Abstract
This article explores the benefits and challenges of using custom AI agents with large language models (LLMs) in the context of large codebases. We examine a case study involving OpenStudyBuilder, an open-source project with an extensive codebase, and Gemini Pro, an LLM with a one-million-token context window.
Custom AI agents can be instrumental throughout the entire software development lifecycle. This case study focuses on how such agents facilitate common tasks, such as ramping up and contributing to the project towards developing new features, enhancing tests, validating code, and improving documentation. While Gemini Pro’s large context window is not sufficient to analyse the entire OpenStudyBuilder codebase directly, it is effective for analysing substantial modules and filtered versions of the codebase.
This approach enables faster familiarisation with the project through summaries and analyses, providing a flexible, powerful tool that complements or even replaces AI pair programming platforms like GitHub Copilot.
Addressing a Common Problem: Comprehending a Large Codebase
Last week, I began ramping up on OpenStudyBuilder, an open-source solution designed to streamline clinical study design and collaboration by integrating CDSIC standards.
A significant challenge with large codebases is the time required to comprehend them. Professionals such as software architects, developers, and testers typically spend weeks familiarising themselves with a project before making active contributions. Although documentation is available, contributing effectively demands a deeper understanding of the codebase. AI code assistants and generative AI agents can expedite this process.
Google, a leader in this field, highlights the capabilities of full codebase awareness in their forthcoming Code Assist products:
“Google’s Gemini Code Assist offers large-scale codebase modifications from a single prompt, including feature additions, cross-file dependency updates, version upgrades, and comprehensive code reviews, powered by the Gemini 1.5 Pro model with a one-million-token context window.”
Large Context Window Approach for Full Codebase Analysis Google provides excellent examples of leveraging their model, such as this notebook for getting started as a developer. The large context window approach is appealing for its simplicity: it does not involve organising your codebase for a Retrieval-Augmented Generation (RAG) search but instead provides the entire codebase for your queries. This method ensures no information is lost in the retrieval unlike with a RAG search (making the RAG search efficient can be time-consuming). The notebook demonstrates a straightforward setup: specify your codebase location (Git or local folder) and request analyses in natural language. Examples include:
- Summarising codebases
- Generating developer documentation
- Uncovering critical bugs and fixes
- Implementing new features
- Understanding changes between Git commits
Customising Your AI Agent: Overcoming Limitations and Workflow Integration
Applying this approach to OpenStudyBuilder initially resulted in a timeout error because the codebase exceeded the one-million-token context window. However, simple Python customisations can work around this limitation by:
- Checking prompt size to ensure it doesn’t exceed the limit
- Filtering out large, irrelevant files (e.g., test data, images)
- Selecting specific modules for analysis instead of the entire codebase
Additional Benefits of Customisation are:
- Providing More Context: You can incorporate company-specific policies and guidelines to refine outcomes.
- Adapting and Deploying in Your Workflow: Custom AI agents in Python can generate structured outputs, minimising downstream integration effort. They can also be integrated into continuous integration/continuous deployment (CI/CD) pipelines, enhancing review or release preparation processes.
Custom AI Agent in Action
Here are examples of the capabilities demonstrated by analyzing a key module of OpenStudyBuilder—the import function. The AI agent provided:
- A module summary:
"This codebase is a Python script for populating a Neo4j database with medical dictionaries and study data for a software called StudyBuilder. It includes a variety of functions for importing data from different sources and formats, including CSV and JSON files."

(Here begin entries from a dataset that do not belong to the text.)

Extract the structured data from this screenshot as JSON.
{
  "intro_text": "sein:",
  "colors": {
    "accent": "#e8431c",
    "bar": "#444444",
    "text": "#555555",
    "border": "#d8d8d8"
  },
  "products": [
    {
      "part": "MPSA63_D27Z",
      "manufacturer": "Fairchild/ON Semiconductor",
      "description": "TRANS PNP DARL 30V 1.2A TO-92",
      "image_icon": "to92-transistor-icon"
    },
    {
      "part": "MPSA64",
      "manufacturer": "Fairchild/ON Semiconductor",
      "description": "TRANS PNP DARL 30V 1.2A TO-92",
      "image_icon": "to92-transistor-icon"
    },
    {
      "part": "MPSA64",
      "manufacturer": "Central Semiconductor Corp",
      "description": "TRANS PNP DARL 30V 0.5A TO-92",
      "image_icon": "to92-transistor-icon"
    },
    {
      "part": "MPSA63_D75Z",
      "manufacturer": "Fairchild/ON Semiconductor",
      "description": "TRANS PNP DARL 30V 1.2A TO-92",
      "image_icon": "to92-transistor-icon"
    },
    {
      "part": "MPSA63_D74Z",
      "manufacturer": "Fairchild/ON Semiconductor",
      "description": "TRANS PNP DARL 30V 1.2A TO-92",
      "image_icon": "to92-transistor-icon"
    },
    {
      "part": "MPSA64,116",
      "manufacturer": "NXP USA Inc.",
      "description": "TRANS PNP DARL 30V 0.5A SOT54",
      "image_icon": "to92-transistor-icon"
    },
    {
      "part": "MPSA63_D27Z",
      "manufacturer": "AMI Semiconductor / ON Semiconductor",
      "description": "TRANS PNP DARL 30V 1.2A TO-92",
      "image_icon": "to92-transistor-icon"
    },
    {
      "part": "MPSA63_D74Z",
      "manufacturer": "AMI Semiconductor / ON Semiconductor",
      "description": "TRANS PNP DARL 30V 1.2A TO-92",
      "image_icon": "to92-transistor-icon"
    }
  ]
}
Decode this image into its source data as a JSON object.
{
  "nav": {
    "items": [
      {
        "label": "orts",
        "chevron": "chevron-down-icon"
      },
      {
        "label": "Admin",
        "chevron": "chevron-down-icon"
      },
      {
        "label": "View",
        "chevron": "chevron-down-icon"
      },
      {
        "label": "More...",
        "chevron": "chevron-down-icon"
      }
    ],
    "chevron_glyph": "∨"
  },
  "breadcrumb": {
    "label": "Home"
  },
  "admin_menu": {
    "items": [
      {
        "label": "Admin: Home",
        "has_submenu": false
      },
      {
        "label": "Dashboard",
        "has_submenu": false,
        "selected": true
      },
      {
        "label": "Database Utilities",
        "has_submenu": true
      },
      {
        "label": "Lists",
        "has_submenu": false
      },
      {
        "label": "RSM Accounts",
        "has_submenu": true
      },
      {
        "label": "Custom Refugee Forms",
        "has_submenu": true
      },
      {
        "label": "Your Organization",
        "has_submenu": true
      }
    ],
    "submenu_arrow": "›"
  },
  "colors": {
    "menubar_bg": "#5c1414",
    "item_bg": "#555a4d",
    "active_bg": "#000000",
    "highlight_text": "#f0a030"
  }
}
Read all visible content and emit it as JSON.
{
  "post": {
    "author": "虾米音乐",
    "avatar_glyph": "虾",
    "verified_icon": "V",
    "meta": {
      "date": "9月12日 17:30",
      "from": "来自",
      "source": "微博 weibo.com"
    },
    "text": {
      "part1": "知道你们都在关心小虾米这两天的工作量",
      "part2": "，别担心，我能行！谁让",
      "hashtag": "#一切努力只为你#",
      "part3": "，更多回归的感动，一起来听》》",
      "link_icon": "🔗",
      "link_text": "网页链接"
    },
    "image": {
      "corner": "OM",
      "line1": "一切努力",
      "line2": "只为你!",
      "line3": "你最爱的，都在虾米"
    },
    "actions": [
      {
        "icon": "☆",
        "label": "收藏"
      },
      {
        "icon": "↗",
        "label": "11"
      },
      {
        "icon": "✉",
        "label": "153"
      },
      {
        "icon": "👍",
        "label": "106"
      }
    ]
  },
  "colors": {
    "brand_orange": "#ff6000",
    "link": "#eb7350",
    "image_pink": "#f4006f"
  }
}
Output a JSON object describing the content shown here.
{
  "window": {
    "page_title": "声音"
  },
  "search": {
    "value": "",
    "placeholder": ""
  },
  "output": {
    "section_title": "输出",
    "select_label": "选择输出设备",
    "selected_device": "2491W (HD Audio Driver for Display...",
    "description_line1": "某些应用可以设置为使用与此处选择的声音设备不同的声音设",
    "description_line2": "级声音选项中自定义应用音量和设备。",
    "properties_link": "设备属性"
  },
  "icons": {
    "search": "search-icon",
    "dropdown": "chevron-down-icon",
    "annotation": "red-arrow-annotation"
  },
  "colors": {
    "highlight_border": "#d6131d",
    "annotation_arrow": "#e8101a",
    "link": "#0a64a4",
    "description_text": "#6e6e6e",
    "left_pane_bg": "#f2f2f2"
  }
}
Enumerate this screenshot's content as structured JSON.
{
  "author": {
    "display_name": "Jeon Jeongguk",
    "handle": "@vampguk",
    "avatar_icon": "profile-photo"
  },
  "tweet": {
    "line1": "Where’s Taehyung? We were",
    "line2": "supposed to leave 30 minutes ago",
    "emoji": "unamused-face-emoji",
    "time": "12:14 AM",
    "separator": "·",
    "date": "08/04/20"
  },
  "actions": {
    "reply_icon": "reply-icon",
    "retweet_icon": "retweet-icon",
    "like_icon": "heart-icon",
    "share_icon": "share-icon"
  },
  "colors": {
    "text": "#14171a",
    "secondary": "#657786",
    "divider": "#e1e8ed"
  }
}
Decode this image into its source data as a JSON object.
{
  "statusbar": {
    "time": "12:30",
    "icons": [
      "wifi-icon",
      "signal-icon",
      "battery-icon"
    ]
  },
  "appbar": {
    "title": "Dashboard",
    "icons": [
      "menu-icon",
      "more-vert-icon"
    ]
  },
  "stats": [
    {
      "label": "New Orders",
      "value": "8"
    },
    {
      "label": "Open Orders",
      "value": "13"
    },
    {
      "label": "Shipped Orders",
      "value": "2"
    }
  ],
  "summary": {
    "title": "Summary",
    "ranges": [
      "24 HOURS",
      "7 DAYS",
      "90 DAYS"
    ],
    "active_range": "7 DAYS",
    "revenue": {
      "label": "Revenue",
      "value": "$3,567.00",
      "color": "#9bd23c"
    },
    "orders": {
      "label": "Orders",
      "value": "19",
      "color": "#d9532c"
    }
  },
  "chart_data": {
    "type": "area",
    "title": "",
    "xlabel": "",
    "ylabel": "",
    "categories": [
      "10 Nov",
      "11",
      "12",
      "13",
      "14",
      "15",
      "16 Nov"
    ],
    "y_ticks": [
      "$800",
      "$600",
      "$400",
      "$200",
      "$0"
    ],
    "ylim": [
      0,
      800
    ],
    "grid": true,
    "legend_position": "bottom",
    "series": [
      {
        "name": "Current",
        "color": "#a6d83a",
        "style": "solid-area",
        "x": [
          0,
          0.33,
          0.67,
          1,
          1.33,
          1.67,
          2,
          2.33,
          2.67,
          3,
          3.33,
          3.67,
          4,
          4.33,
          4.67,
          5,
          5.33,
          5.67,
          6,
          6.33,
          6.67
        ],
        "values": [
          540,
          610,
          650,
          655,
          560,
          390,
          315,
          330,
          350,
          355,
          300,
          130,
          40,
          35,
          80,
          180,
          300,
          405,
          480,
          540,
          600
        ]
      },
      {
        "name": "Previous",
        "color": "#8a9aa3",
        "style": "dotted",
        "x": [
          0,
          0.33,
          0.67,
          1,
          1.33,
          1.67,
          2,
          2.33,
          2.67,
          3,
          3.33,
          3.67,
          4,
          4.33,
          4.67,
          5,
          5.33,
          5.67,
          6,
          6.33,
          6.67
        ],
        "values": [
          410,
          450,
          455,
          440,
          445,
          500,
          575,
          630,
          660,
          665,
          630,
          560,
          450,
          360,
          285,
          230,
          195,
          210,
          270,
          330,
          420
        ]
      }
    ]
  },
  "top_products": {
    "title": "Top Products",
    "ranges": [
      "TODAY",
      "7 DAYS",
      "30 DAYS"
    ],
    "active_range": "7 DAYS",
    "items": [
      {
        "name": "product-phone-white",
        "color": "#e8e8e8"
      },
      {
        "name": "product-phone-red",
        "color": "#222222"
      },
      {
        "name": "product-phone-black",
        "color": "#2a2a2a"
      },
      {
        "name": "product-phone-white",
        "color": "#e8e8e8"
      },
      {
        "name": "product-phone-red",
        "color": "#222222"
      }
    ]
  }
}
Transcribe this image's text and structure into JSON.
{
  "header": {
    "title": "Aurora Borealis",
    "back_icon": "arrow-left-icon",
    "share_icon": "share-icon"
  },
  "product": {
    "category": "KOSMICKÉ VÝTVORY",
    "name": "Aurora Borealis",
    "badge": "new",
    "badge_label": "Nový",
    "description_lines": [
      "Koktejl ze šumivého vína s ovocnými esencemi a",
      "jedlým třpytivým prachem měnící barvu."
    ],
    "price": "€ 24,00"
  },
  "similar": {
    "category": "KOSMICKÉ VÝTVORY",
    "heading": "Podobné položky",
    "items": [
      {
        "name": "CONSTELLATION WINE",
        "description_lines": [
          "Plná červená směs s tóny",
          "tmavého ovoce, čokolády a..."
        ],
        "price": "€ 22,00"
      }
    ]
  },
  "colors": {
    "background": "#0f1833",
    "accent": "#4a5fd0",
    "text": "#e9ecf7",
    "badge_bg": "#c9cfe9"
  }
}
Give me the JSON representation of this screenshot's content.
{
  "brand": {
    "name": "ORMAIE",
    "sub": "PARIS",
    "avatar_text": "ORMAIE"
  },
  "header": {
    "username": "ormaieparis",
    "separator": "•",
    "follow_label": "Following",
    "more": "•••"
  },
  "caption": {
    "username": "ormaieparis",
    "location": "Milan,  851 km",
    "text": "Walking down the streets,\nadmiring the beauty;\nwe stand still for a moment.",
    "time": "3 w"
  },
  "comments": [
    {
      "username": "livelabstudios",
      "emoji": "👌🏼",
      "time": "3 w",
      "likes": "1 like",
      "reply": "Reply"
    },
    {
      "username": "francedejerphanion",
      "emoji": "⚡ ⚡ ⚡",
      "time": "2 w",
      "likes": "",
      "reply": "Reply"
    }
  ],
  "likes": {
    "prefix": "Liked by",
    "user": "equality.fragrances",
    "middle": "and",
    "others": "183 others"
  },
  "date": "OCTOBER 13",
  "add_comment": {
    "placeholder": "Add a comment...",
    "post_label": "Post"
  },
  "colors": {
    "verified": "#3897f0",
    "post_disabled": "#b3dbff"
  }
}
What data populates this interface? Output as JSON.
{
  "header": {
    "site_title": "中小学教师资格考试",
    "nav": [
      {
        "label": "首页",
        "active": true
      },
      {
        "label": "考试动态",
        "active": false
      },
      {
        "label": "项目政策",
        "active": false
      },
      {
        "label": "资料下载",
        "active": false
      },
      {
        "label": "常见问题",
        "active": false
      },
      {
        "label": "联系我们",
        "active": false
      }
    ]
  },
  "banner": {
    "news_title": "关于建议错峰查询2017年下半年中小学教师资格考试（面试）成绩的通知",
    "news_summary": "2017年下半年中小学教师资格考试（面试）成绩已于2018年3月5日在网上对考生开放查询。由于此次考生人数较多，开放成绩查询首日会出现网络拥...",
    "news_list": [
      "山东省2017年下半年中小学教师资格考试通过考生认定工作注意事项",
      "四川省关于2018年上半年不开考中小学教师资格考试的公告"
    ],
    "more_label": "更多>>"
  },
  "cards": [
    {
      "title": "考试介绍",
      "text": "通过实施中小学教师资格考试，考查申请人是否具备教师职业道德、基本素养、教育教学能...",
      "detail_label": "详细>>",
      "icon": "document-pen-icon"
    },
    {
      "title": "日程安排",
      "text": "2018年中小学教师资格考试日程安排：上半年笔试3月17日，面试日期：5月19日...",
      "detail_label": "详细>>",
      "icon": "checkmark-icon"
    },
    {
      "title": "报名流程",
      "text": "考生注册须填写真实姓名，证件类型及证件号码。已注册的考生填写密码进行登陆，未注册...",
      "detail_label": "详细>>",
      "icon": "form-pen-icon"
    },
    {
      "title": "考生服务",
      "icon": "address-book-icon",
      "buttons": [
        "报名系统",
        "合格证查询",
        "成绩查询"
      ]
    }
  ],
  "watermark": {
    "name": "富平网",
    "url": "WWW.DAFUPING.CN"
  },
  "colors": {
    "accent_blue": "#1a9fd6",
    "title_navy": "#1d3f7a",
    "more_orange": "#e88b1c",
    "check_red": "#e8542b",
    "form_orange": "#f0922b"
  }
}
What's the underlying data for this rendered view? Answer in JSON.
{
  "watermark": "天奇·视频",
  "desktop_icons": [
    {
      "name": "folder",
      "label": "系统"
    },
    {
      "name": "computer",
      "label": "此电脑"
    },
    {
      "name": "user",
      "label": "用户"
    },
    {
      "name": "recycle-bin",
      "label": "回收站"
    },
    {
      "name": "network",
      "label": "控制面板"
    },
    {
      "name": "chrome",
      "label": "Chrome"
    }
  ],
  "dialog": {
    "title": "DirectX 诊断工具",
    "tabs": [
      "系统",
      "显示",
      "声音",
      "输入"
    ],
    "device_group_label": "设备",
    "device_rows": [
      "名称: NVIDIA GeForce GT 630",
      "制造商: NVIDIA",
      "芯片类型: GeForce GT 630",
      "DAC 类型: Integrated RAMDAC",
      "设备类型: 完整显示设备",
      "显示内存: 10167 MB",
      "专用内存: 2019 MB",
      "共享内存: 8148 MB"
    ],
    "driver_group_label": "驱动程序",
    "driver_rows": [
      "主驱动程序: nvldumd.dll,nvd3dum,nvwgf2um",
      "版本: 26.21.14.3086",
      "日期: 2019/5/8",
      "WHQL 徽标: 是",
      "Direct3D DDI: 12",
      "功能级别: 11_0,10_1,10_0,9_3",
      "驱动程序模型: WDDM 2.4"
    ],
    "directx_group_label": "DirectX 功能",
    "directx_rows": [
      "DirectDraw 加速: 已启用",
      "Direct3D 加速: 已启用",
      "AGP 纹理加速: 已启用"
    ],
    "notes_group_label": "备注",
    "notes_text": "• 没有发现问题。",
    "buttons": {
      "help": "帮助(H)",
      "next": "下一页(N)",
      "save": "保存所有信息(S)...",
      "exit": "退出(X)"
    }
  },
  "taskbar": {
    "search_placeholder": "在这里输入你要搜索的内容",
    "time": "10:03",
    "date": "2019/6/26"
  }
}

- Insights into data validation approaches and potential improvements, aiding in discussions with the module developers:
"This codebase does not contain any explicit data validation routines. However, it does include several implicit validation approaches based on data lookups and checks for existing data. Data Validation Approaches: Lookup Tables, Existence Checks, Data Type Checking, Conditional Logic'"
- Identification of unhandled failures mode:
"scenario": "Invalid format of input CSV files", "impact": "The various import scripts read CSV files to get data for the dictionaries and codelists. These CSV files are assumed to be properly formatted, and there are no checks to validate the input. Invalid input may cause the scripts to fail with an exception or import invalid data. Thus it's important that the CSV files are reviewed and validated before using them for import."
Conclusion
Using large context windows to build AI agents for full codebase analysis is a powerful and straightforward approach. Although the one-million-token context window can be a bottleneck, this can be mitigated by analyzing modules and pre-filtering content in custom AI agents. This enables significant use cases such as accelerated ramp-up in new codebases, quality and risk assessment, and support for new feature development.
When used correctly, custom AI agents can significantly enhance the software development process, not only during code generation but also during ramp-up, review, and assessment phases. They can complement or even replace tools like GitHub Copilot, providing a flexible, powerful alternative.